Dans la sphère universitaire, on rechigne, dit-on, devant les intentions du gouvernement. Comme l'a confié la ministre Michelle Courchesne au Devoir, Québec veut modifier la composition des conseils d'administration des universités, afin que plus d'indépendance colore ces instances où tout se décide. Désormais, les deux tiers des membres desdits conseils seraient indépendants plutôt que liés à l'institution elle-même.

De l'intérieur, on pousse des hauts cris: même si les universités ont affirmé qu'elles étaient prêtes à peaufiner leur reddition de comptes — avec un financement de l'État qui avoisine les 70 %, elles seraient mal venues de prétendre le contraire... —, elles souhaiteraient que cet examen de conscience ne leur soit pas imposé par le gouvernement.

Craignent-elles l'ingérence de l'État dans leur gouvernance? Si l'intervention du gouvernement visait en effet à interférer dans le bon fonctionnement du lieu d'enseignement et de recherche, libre de déployer son expertise scientifique et la transmission de son savoir en tout respect de sa mission, certes, il y aurait là de quoi inquiéter. Cela heurterait la vocation de l'université dans ce qu'elle a de plus intime, puissant et fragile à la fois.

Mais est-ce bien de cela qu'il s'agit?
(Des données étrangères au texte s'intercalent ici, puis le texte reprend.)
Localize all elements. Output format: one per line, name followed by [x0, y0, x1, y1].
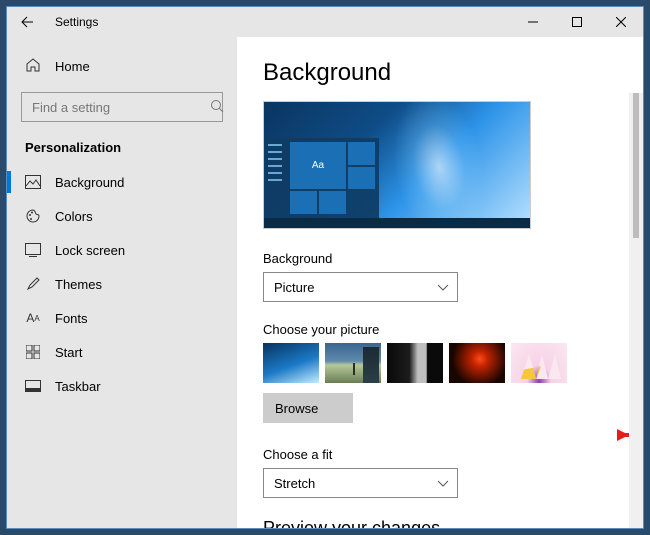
chevron-down-icon: [437, 280, 449, 295]
close-button[interactable]: [599, 7, 643, 37]
picture-thumbnail[interactable]: [263, 343, 319, 383]
lockscreen-icon: [25, 242, 41, 258]
nav-label: Taskbar: [55, 379, 101, 394]
nav-item-background[interactable]: Background: [7, 165, 237, 199]
taskbar-icon: [25, 378, 41, 394]
font-icon: AA: [25, 310, 41, 326]
fit-dropdown[interactable]: Stretch: [263, 468, 458, 498]
nav-item-start[interactable]: Start: [7, 335, 237, 369]
nav-item-lockscreen[interactable]: Lock screen: [7, 233, 237, 267]
palette-icon: [25, 208, 41, 224]
picture-icon: [25, 174, 41, 190]
nav-item-themes[interactable]: Themes: [7, 267, 237, 301]
sidebar: Home Personalization Background Colors L…: [7, 37, 237, 528]
home-label: Home: [55, 59, 90, 74]
browse-button-label: Browse: [275, 401, 318, 416]
picture-thumbnail[interactable]: [449, 343, 505, 383]
nav-item-taskbar[interactable]: Taskbar: [7, 369, 237, 403]
nav-item-fonts[interactable]: AA Fonts: [7, 301, 237, 335]
background-dropdown[interactable]: Picture: [263, 272, 458, 302]
browse-button[interactable]: Browse: [263, 393, 353, 423]
maximize-button[interactable]: [555, 7, 599, 37]
minimize-button[interactable]: [511, 7, 555, 37]
nav-label: Start: [55, 345, 82, 360]
desktop-preview: Aa: [263, 101, 531, 229]
search-box[interactable]: [21, 92, 223, 122]
preview-changes-heading: Preview your changes: [263, 518, 621, 528]
choose-picture-label: Choose your picture: [263, 322, 621, 337]
nav-label: Colors: [55, 209, 93, 224]
brush-icon: [25, 276, 41, 292]
back-button[interactable]: [13, 8, 41, 36]
nav-label: Fonts: [55, 311, 88, 326]
fit-dropdown-value: Stretch: [274, 476, 315, 491]
close-icon: [616, 17, 626, 27]
chevron-down-icon: [437, 476, 449, 491]
search-input[interactable]: [30, 99, 210, 116]
page-heading: Background: [263, 59, 621, 87]
nav-label: Background: [55, 175, 124, 190]
maximize-icon: [572, 17, 582, 27]
picture-thumbnail[interactable]: [325, 343, 381, 383]
background-dropdown-label: Background: [263, 251, 621, 266]
start-icon: [25, 344, 41, 360]
window-title: Settings: [55, 15, 98, 29]
picture-thumbnails: [263, 343, 621, 383]
search-icon: [210, 99, 224, 116]
preview-tile-text: Aa: [290, 142, 346, 189]
title-bar: Settings: [7, 7, 643, 37]
picture-thumbnail[interactable]: [387, 343, 443, 383]
content-area: Background Aa Background Picture Choose …: [237, 37, 643, 528]
nav-item-colors[interactable]: Colors: [7, 199, 237, 233]
nav-label: Lock screen: [55, 243, 125, 258]
nav-label: Themes: [55, 277, 102, 292]
picture-thumbnail[interactable]: [511, 343, 567, 383]
home-link[interactable]: Home: [7, 51, 237, 82]
back-arrow-icon: [20, 15, 34, 29]
section-header: Personalization: [7, 140, 237, 165]
home-icon: [25, 57, 41, 76]
scrollbar-thumb[interactable]: [633, 93, 639, 238]
minimize-icon: [528, 17, 538, 27]
choose-fit-label: Choose a fit: [263, 447, 621, 462]
settings-window: Settings Home Persona: [6, 6, 644, 529]
background-dropdown-value: Picture: [274, 280, 314, 295]
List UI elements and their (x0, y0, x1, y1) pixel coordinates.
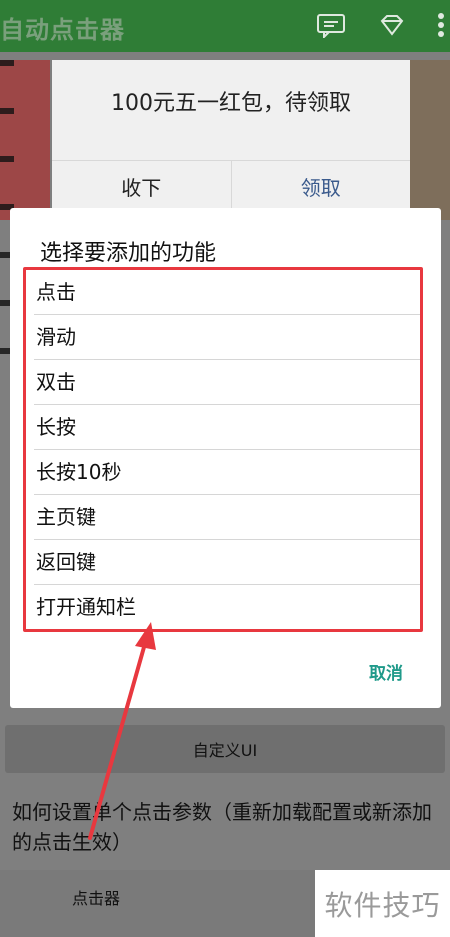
promo-claim-button[interactable]: 领取 (230, 161, 411, 211)
option-long-press[interactable]: 长按 (34, 405, 422, 450)
option-double-tap[interactable]: 双击 (34, 360, 422, 405)
option-swipe[interactable]: 滑动 (34, 315, 422, 360)
function-list: 点击 滑动 双击 长按 长按10秒 主页键 返回键 打开通知栏 (34, 270, 422, 629)
add-function-dialog: 选择要添加的功能 点击 滑动 双击 长按 长按10秒 主页键 返回键 打开通知栏… (10, 208, 441, 708)
help-link[interactable]: 如何设置单个点击参数（重新加载配置或新添加的点击生效） (12, 797, 444, 857)
dialog-title: 选择要添加的功能 (40, 241, 217, 266)
app-title: 自动点击器 (0, 16, 125, 44)
option-long-press-10s[interactable]: 长按10秒 (34, 450, 422, 495)
chat-icon[interactable] (316, 10, 346, 40)
option-tap[interactable]: 点击 (34, 270, 422, 315)
promo-banner: 100元五一红包，待领取 收下 领取 (52, 60, 410, 211)
option-open-notifications[interactable]: 打开通知栏 (34, 585, 422, 629)
promo-text: 100元五一红包，待领取 (111, 91, 351, 116)
more-vertical-icon[interactable] (432, 10, 450, 40)
option-home-key[interactable]: 主页键 (34, 495, 422, 540)
promo-dismiss-button[interactable]: 收下 (52, 161, 231, 211)
custom-ui-button[interactable]: 自定义UI (5, 725, 445, 773)
option-back-key[interactable]: 返回键 (34, 540, 422, 585)
promo-actions: 收下 领取 (52, 160, 410, 211)
background-image-right (405, 60, 450, 220)
cancel-button[interactable]: 取消 (369, 659, 403, 684)
app-header: 自动点击器 (0, 0, 450, 52)
watermark: 软件技巧 (315, 870, 450, 937)
diamond-icon[interactable] (377, 10, 407, 40)
nav-item-clicker[interactable]: 点击器 (72, 885, 120, 909)
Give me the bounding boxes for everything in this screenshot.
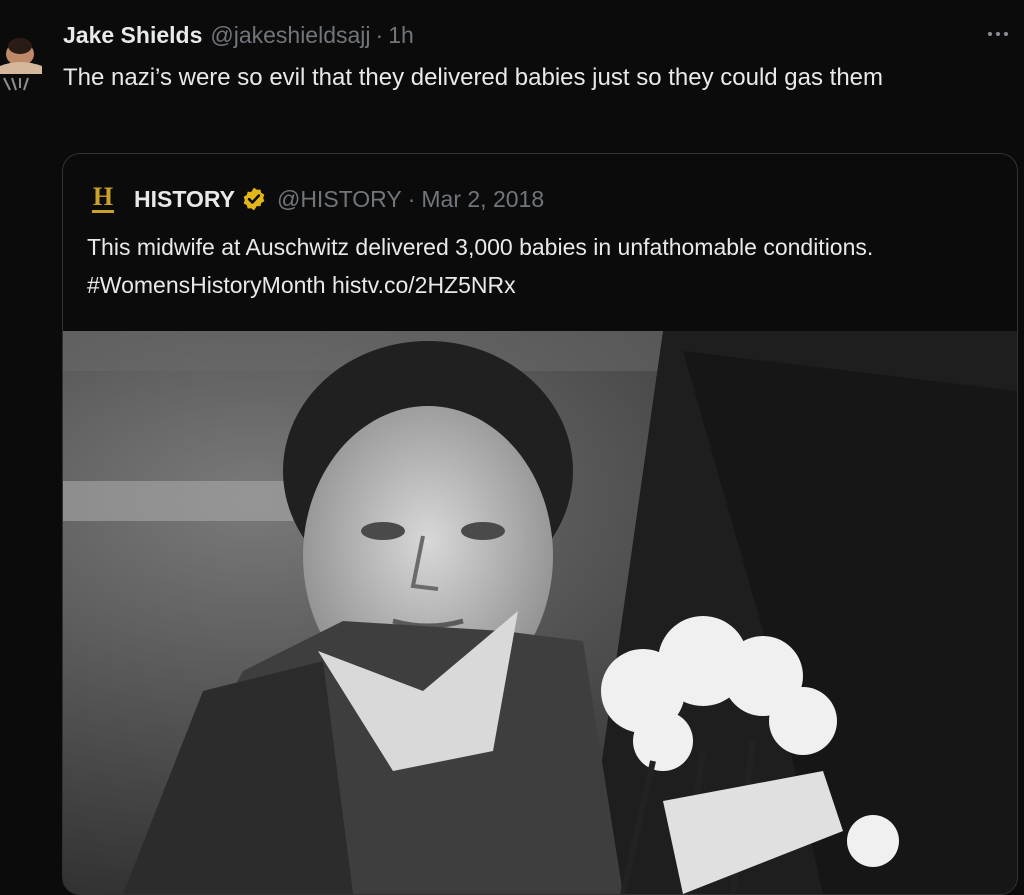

La déconfiture de l'UQAM et les dommages qu'elle continue de causer — dernière tuile: l'agence de notation Moody's prévient qu'elle pourrait encore décoter l'établissement si on tarde à le sortir de son impasse financière — doivent servir d'instruction. On ne s'étonnera pas que le gouvernement y ait puisé tous les éléments nécessaires pour étaler l'exemple à ne plus reproduire.

Il est soutenu en cela par les conclusions du vérificateur général qui, en scrutant à la loupe la gouvernance de l'UQAM, a pointé nombre de failles qui minaient l'université, son autonomie comprise. La conclusion est limpide: tout doit être mis en place afin d'éviter que les conseils d'administration de nos universités ne s'apparentent, de près ou de loin, à des lieux d'échange où chacun ne défend que son propre intérêt.

Lasses sans doute de se voir sans cesse servir l'UQAM comme seul exemple d'une gestion déficiente, les universités auraient préféré montrer patte blanche à la ministre sans qu'elle ait à intervenir par voie légale.

Elles auraient raison de combattre l'interventionnisme. Mais la ministre Courchesne agit plutôt dans le but de prévenir les glissements des universités, qui risquent toutes, à leur manière, de commettre un faux pas. Elles doivent se prêter de bonne grâce à ce jeu indispensable.